10/09/2023
23H11 : à Marrakech, le temps est suspendu…
Vers 23h11, ce vendredi, tandis que nous nous trouvons dans un Riad de la Médina à Marrakech,nous commençons à ressentir des secousses. Des secousses qui s'intensifient au fil des secondes, ces secondes qui nous paraissent des heures… Des bruits sourds, des claquements, de la poussière qui nous tombe sur la tête. Nous sortons de la chambre sans réaliser l’ampleur de la situation. Au même moment, des cris, des appels au secours. La personne tenant notre Riad nous crie de sortir immédiatement du bâtiment. Nous « réalisons » enfin et prenons le strict nécessaire malgré le danger toujours présent.
23H19 - Nous nous retrouvons dans la rue, avec d’autres touristes. Quelques secondes d’incompréhension avant un vent de panique générale. Certains veulent rejoindre l’aéroport alors que d’autres semblent figés, le regard vide. Nous suivons sans trop savoir quoi faire le cuisinier « Ilias » de notre hôtel et nous nous dirigeons vers la place Jeema El Fna afin de trouver un semblant de sécurité loin des rues enclavées et des bâtiments Instables. Le trajet nous semble interminable et la ville se transforme en « scène de guerre »...
23H35 - À notre arrivée sur la place principale, quelques minutes après le séisme, nous trouvons la mosquée partiellement détruite, un pickup sous les décombres et des milliers de personnes apeurées.
Les gens se bousculent, cherchant à vouloir fuir le centre ville à tout prix alors que d’autres fouillent les décombres de la mosquée à mains nues ou tentent de porter à bout de bras sur une simple planche un homme blessé pour le conduire à l’hôpital à 20 minutes de là. Les autres restent au sol avec la crainte d’une réplique dans les secondes, minutes ou heures qui arrivent.
Nous cherchons des informations sur ce qu’il vient de se produire mais personne est en capacité de répondre… Pour l’heure, nous savons qu’aucun marocain a déjà vu un tremblement de terre de cette intensité.
Nous réussissons finalement à joindre l’ambassade belge par téléphone, qui de mon point de vue n’avait pas encore connaissance de l’ampleur de la situation. En bref, ils nous souhaitent « du courage », « quelques petits dégâts matériels, ne pas s’inquiéter … »
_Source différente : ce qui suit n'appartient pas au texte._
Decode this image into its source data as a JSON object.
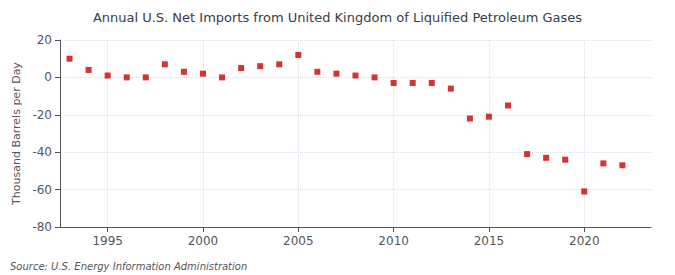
{
  "chart_data": {
    "type": "scatter",
    "title": "Annual U.S. Net Imports from United Kingdom of Liquified Petroleum Gases",
    "ylabel": "Thousand Barrels per Day",
    "annotations": [
      "Source: U.S. Energy Information Administration"
    ],
    "x": [
      1993,
      1994,
      1995,
      1996,
      1997,
      1998,
      1999,
      2000,
      2001,
      2002,
      2003,
      2004,
      2005,
      2006,
      2007,
      2008,
      2009,
      2010,
      2011,
      2012,
      2013,
      2014,
      2015,
      2016,
      2017,
      2018,
      2019,
      2020,
      2021,
      2022
    ],
    "values": [
      10,
      4,
      1,
      0,
      0,
      7,
      3,
      2,
      0,
      5,
      6,
      7,
      12,
      3,
      2,
      1,
      0,
      -3,
      -3,
      -3,
      -6,
      -22,
      -21,
      -15,
      -41,
      -43,
      -44,
      -61,
      -46,
      -47
    ],
    "color": "#CC0000",
    "marker": "square",
    "xlim": [
      1992.5,
      2023.5
    ],
    "xticks": [
      1995,
      2000,
      2005,
      2010,
      2015,
      2020
    ],
    "ylim": [
      -80,
      20
    ],
    "yticks": [
      -80,
      -60,
      -40,
      -20,
      0,
      20
    ],
    "grid": true
  }
}
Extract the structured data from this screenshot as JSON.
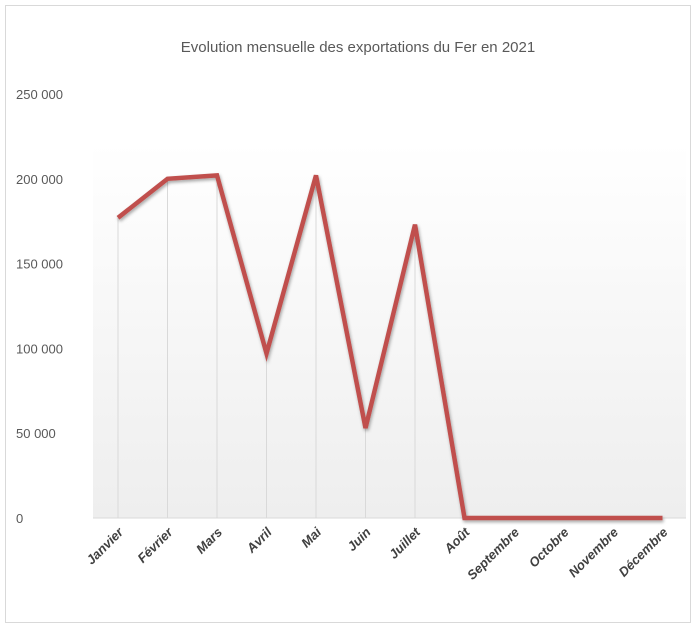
{
  "chart_data": {
    "type": "line",
    "title": "Evolution mensuelle des exportations du Fer en 2021",
    "xlabel": "",
    "ylabel": "",
    "categories": [
      "Janvier",
      "Février",
      "Mars",
      "Avril",
      "Mai",
      "Juin",
      "Juillet",
      "Août",
      "Septembre",
      "Octobre",
      "Novembre",
      "Décembre"
    ],
    "series": [
      {
        "values": [
          177000,
          200000,
          202000,
          97000,
          202000,
          53000,
          173000,
          0,
          0,
          0,
          0,
          0
        ]
      }
    ],
    "ylim": [
      0,
      250000
    ],
    "y_ticks": [
      0,
      50000,
      100000,
      150000,
      200000,
      250000
    ],
    "y_tick_labels": [
      "0",
      "50 000",
      "100 000",
      "150 000",
      "200 000",
      "250 000"
    ],
    "grid": "vertical drop lines",
    "legend": "none",
    "colors": {
      "line": "#c0504d",
      "dropline": "#d9d9d9",
      "text": "#595959"
    }
  }
}
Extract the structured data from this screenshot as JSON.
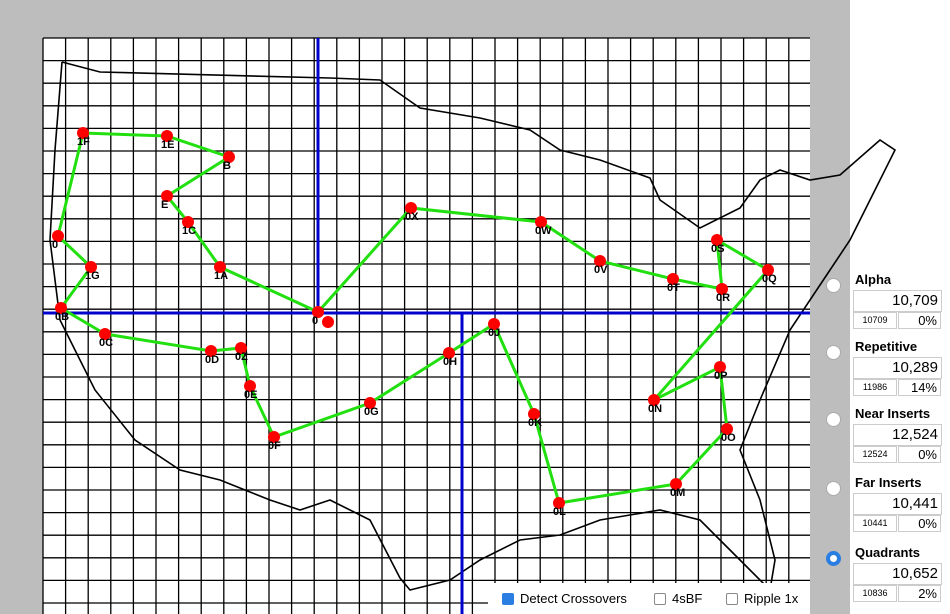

0H29 - Arrivée du premier véhicule de police sur la place. Nous restons finalement au sol, sur des cartons d’oranges vides avec un groupe de français et des couvertures ramenées courageusement par les 2 jeunes travaillant dans notre Riad ( Anas et Ilyas) restés avec nous malgré que leur famille ait aussi été touchée. Fort heureusement tout le monde va bien chez eux aussi alors que leur quartier est détruit. Le pays s’attend selon certains à une réplique vers 4h du matin…
5H30 - Ce matin, au lendemain de la catastrophe nous découvrons une ville meurtrie, qui essaie lentement de se relever... Le souvenir qui me revient particulièrement est l’entraide remarquable des marocains envers leur famille, mais surtout envers nous, de simples inconnus… Je pense que cette nuit est la preuve incontestable qu’il reste bien plus que de l’humanisme …
Nous avons eu la chance d’être physiquement épargnés et cela en grande partie grâce aux 2 jeunes hommes de notre Riad qui ont fait preuve d’un courage et d’un professionnalisme hors norme malgré qu’ils étaient aussi angoissés que nous. Ils n’ont pas hésiter à veiller à notre sécurité, notre « confort » toute la nuit. MERCI, vous êtes exceptionnels ! Nous remercions également notre « guide, chauffeur » et bien plus encore… Abdelrahim. Ainsi qu’Isabelle et Aziz d’avoir veillé toute la nuit en direct de la Belgique sur nous.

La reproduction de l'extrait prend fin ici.